Malz Chapter 6. Log Math

[NNath]

Hi, Anyone who can solve this ?

In Chapter 6 page 217 Malz calculates value of spread as

Substituting the current market value of the debt (blue), we have

[D e^-rt − Put ]e^yt = D ---- A

so after taking logarithms, we have

y = 1/t log [(1 − e^-rt) D + put] --- B

I tried everything but I cannot get from A to B. Even tried B to A.

 

[ami44]

You can't get from A to B because there is no way. I don't know who made an error, but if you insert a plus sign into the first formula instead of a multiplication, you can get to B:
( D * e^-rt - Put ) + e^yt = D
=> e^yt = D - ( D * e^-rt - Put)
=> e^yt = D * (1 - e^-rt) + Put
=> y = 1/t * ln( D * (1 - e^-rt) + Put )

So, if i made no error, expression A with a plus inserted is equal to expression B. That means on the other hand, the original expression A with multiplication can not be equivalent to B.
But I did not look into Malz, so I don't know who is in the wrong here.

 

[QuantMan2318]

Dear @NNath, I don't have the exact formula that you have written, however, I may be able to explain the calculation of the spread of a corporate bond like how Malz intended.
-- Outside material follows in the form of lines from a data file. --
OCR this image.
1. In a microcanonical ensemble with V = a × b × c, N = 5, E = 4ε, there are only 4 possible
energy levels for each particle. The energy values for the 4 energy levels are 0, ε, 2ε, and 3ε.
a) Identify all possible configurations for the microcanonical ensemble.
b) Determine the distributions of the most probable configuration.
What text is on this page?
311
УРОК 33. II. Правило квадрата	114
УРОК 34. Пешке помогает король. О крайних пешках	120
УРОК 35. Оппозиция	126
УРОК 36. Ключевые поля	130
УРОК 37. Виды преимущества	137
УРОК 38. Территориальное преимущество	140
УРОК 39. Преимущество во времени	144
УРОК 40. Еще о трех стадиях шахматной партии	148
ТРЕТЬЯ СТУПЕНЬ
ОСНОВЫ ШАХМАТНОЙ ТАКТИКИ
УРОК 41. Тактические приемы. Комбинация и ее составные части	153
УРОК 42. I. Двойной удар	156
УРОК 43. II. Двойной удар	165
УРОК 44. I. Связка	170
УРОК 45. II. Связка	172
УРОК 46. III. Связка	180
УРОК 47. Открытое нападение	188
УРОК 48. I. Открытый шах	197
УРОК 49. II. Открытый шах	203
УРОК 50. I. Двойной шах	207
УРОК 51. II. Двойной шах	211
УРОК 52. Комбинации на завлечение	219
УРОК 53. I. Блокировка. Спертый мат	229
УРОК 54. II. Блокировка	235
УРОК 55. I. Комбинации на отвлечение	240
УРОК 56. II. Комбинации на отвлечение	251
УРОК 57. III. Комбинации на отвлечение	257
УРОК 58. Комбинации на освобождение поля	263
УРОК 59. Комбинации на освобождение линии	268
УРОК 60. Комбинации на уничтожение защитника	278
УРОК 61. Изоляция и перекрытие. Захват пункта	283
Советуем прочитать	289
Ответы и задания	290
Take a Zero Coupon Corporate Bond as D, the present value of the ZCB Corporate is D(Present) = D*e^(-r-z)*t where z is the spread that has to be further subtracted from the risk free rate r to get the higher discount rate for a corporate bond. We should now find z.

This present value is equal to the PV of the payoff we get when we take the weighted sums of the amount of the cash flows received when there is a default and when there is no default. Therefore, the default probability is 1-e^(-lambda)*t and the survival probability is e^(-lambda)*t, so the value of the Bond is

D*(e^(-lambda)*t)+ R*(1-e^(-lambda)*t), where R is the Recovery Amount in the event of default, discount this pay off at risk free rate r, to get the same thing as D(Present)
e^(-r*t)*[D*(e^(-lambda)*t)+R*(1-e^(-lambda)*t)] = D*e^(-r-z)*t ;

e^(-r*t)*[D*(e^(-lambda)*t)+R*(1-e^(-lambda)*t)] = D*e^(-r*t)*e^(-z*t);

taking logs on both sides

-r*t +Ln(D*(e^(-lambda)*t)+R*(1-e^(-lambda)*t))) = Ln(D) +(-r*t) + (-z*t) ;

-z*t = Ln(D*(e^(-lambda)*t)+R*(1-e^(-lambda)*t))) - Ln(D);

(where Malz uses D as $1 therefore the last term on the RHS becomes close to zero and only the first term on the RHS remains )

therefore,

z = (-1/t)*Ln(D*(e^(-lambda)*t)+R*(1-e^(-lambda)*t))) - Ln(D)

This is what Malz calculates using the Logs and Hazard rates. Perhaps this is equivalent to the formula that you have written

 

[NNath]

Thanks @ami44 and @QuantMan2318 , There may be some adjustment or approximation made and plus instead of multiplication not sure. @David Harper CFA FRM could you think of anything. Its a mistake made by Malz in expressing the spread.